What links all these players together? It's not just that they're all grizzled players hardened by years of first team action at the top level of English football. Arguably, all of them by the time Harry came calling had started their descent into the Scrapheap of maligned, overlooked talent, and all of them wanted to and certainly deserved to get out. Just before signing for Spurs, Parker told an interviewer that "throughout my career I've noticed that when I get a chance I need to take it. Some players I've seen over the years, get time to breathe a bit. I can't explain why but I don't think I've ever been afforded that luxury". Surely Beckham, Cole and Keane would all chime in to second that point. When a club of Spurs' caliber comes calling, and you have a manager as patient as Redknapp who knows what you can do, you'll take the chance to show the national press, the British public, and your national coach how you deserve to have another turn in the limelight.

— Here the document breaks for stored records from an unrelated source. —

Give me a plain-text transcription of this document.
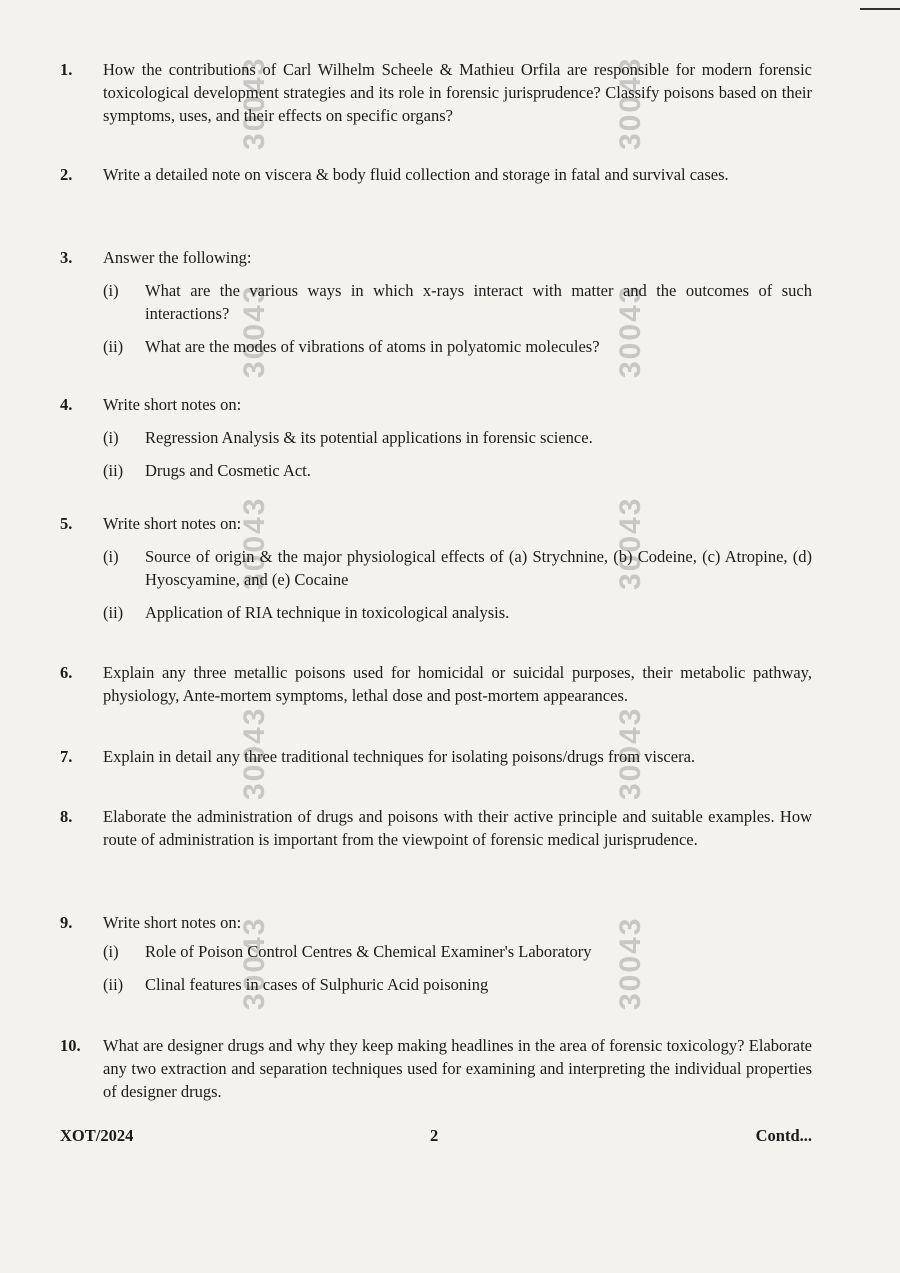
30043	30043
30043	30043
30043	30043
30043	30043
30043	30043
1. How the contributions of Carl Wilhelm Scheele & Mathieu Orfila are responsible for modern forensic toxicological development strategies and its role in forensic jurisprudence? Classify poisons based on their symptoms, uses, and their effects on specific organs?
2. Write a detailed note on viscera & body fluid collection and storage in fatal and survival cases.
3. Answer the following:
(i) What are the various ways in which x-rays interact with matter and the outcomes of such interactions?
(ii) What are the modes of vibrations of atoms in polyatomic molecules?
4. Write short notes on:
(i) Regression Analysis & its potential applications in forensic science.
(ii) Drugs and Cosmetic Act.
5. Write short notes on:
(i) Source of origin & the major physiological effects of (a) Strychnine, (b) Codeine, (c) Atropine, (d) Hyoscyamine, and (e) Cocaine
(ii) Application of RIA technique in toxicological analysis.
6. Explain any three metallic poisons used for homicidal or suicidal purposes, their metabolic pathway, physiology, Ante-mortem symptoms, lethal dose and post-mortem appearances.
7. Explain in detail any three traditional techniques for isolating poisons/drugs from viscera.
8. Elaborate the administration of drugs and poisons with their active principle and suitable examples. How route of administration is important from the viewpoint of forensic medical jurisprudence.
9. Write short notes on:
(i) Role of Poison Control Centres & Chemical Examiner's Laboratory
(ii) Clinal features in cases of Sulphuric Acid poisoning
10. What are designer drugs and why they keep making headlines in the area of forensic toxicology? Elaborate any two extraction and separation techniques used for examining and interpreting the individual properties of designer drugs.
XOT/2024	2	Contd...
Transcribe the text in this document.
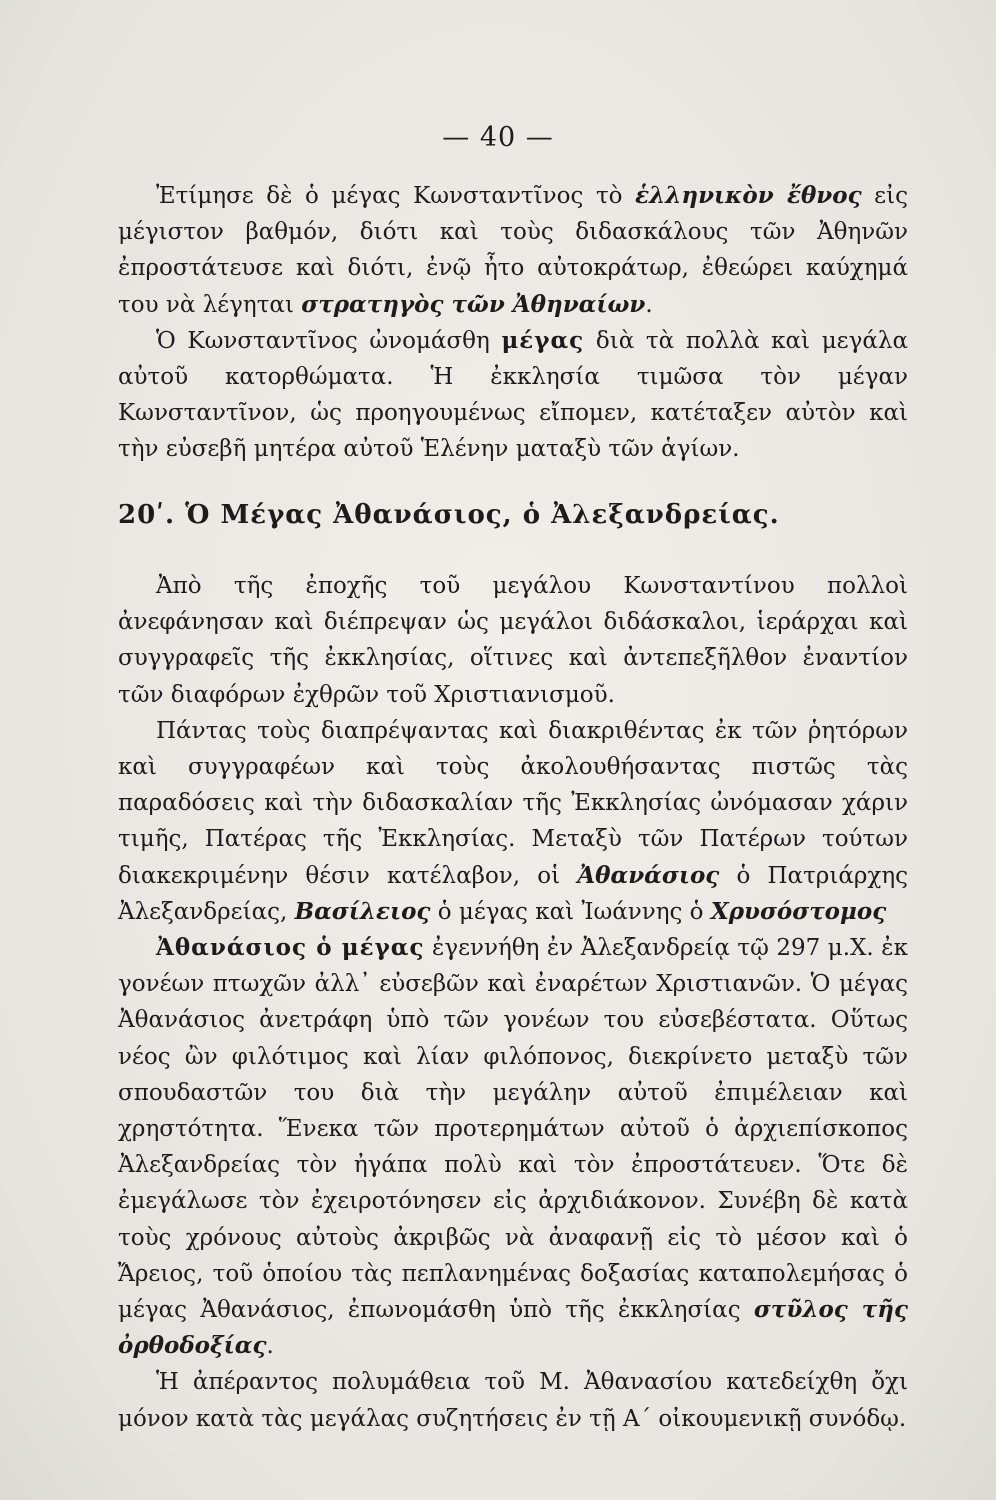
— 40 —

Ἐτίμησε δὲ ὁ μέγας Κωνσταντῖνος τὸ ἑλληνικὸν ἔθνος εἰς μέγιστον βαθμόν, διότι καὶ τοὺς διδασκάλους τῶν Ἀθηνῶν ἐπροστάτευσε καὶ διότι, ἐνῷ ἦτο αὐτοκράτωρ, ἐθεώρει καύχημά του νὰ λέγηται στρατηγὸς τῶν Ἀθηναίων.

Ὁ Κωνσταντῖνος ὠνομάσθη μέγας διὰ τὰ πολλὰ καὶ μεγάλα αὐτοῦ κατορθώματα. Ἡ ἐκκλησία τιμῶσα τὸν μέγαν Κωνσταντῖνον, ὡς προηγουμένως εἴπομεν, κατέταξεν αὐτὸν καὶ τὴν εὐσεβῆ μητέρα αὐτοῦ Ἑλένην ματαξὺ τῶν ἁγίων.

20ʹ. Ὁ Μέγας Ἀθανάσιος, ὁ Ἀλεξανδρείας.

Ἀπὸ τῆς ἐποχῆς τοῦ μεγάλου Κωνσταντίνου πολλοὶ ἀνεφάνησαν καὶ διέπρεψαν ὡς μεγάλοι διδάσκαλοι, ἱεράρχαι καὶ συγγραφεῖς τῆς ἐκκλησίας, οἵτινες καὶ ἀντεπεξῆλθον ἐναντίον τῶν διαφόρων ἐχθρῶν τοῦ Χριστιανισμοῦ.

Πάντας τοὺς διαπρέψαντας καὶ διακριθέντας ἐκ τῶν ῥητόρων καὶ συγγραφέων καὶ τοὺς ἀκολουθήσαντας πιστῶς τὰς παραδόσεις καὶ τὴν διδασκαλίαν τῆς Ἐκκλησίας ὠνόμασαν χάριν τιμῆς, Πατέρας τῆς Ἐκκλησίας. Μεταξὺ τῶν Πατέρων τούτων διακεκριμένην θέσιν κατέλαβον, οἱ Ἀθανάσιος ὁ Πατριάρχης Ἀλεξανδρείας, Βασίλειος ὁ μέγας καὶ Ἰωάννης ὁ Χρυσόστομος

Ἀθανάσιος ὁ μέγας ἐγεννήθη ἐν Ἀλεξανδρείᾳ τῷ 297 μ.Χ. ἐκ γονέων πτωχῶν ἀλλ᾽ εὐσεβῶν καὶ ἐναρέτων Χριστιανῶν. Ὁ μέγας Ἀθανάσιος ἀνετράφη ὑπὸ τῶν γονέων του εὐσεβέστατα. Οὕτως νέος ὢν φιλότιμος καὶ λίαν φιλόπονος, διεκρίνετο μεταξὺ τῶν σπουδαστῶν του διὰ τὴν μεγάλην αὐτοῦ ἐπιμέλειαν καὶ χρηστότητα. Ἕνεκα τῶν προτερημάτων αὐτοῦ ὁ ἀρχιεπίσκοπος Ἀλεξανδρείας τὸν ἠγάπα πολὺ καὶ τὸν ἐπροστάτευεν. Ὅτε δὲ ἐμεγάλωσε τὸν ἐχειροτόνησεν εἰς ἀρχιδιάκονον. Συνέβη δὲ κατὰ τοὺς χρόνους αὐτοὺς ἀκριβῶς νὰ ἀναφανῇ εἰς τὸ μέσον καὶ ὁ Ἄρειος, τοῦ ὁποίου τὰς πεπλανημένας δοξασίας καταπολεμήσας ὁ μέγας Ἀθανάσιος, ἐπωνομάσθη ὑπὸ τῆς ἐκκλησίας στῦλος τῆς ὀρθοδοξίας.

Ἡ ἀπέραντος πολυμάθεια τοῦ Μ. Ἀθανασίου κατεδείχθη ὄχι μόνον κατὰ τὰς μεγάλας συζητήσεις ἐν τῇ Α΄ οἰκουμενικῇ συνόδῳ.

When Redknapp buys British, he doesn't just look for experience and value. He goes specifically to the Scrapheap of maligned talent because he knows no-one wants to be there. Why does anything end up in a junkyard anyway? Because no-one's paying it any attention any more. It's the young talent signed by managers such as Dalglish that force these players into that place; it's Harry who makes his challenge to find and construct something out of what he finds there. He's attuned not just to which British players can do a job for him, but who wants to upstage the younger generation of talent- whose value is based not just on ability, but on the importance that these players themselves attach to the opportunity to play for Spurs. It is from this approach, rather than from a necessarily misplaced British bias, that Redknapp has built a squad that will give everything for him; anything to stave off another spell on the Scrapheap.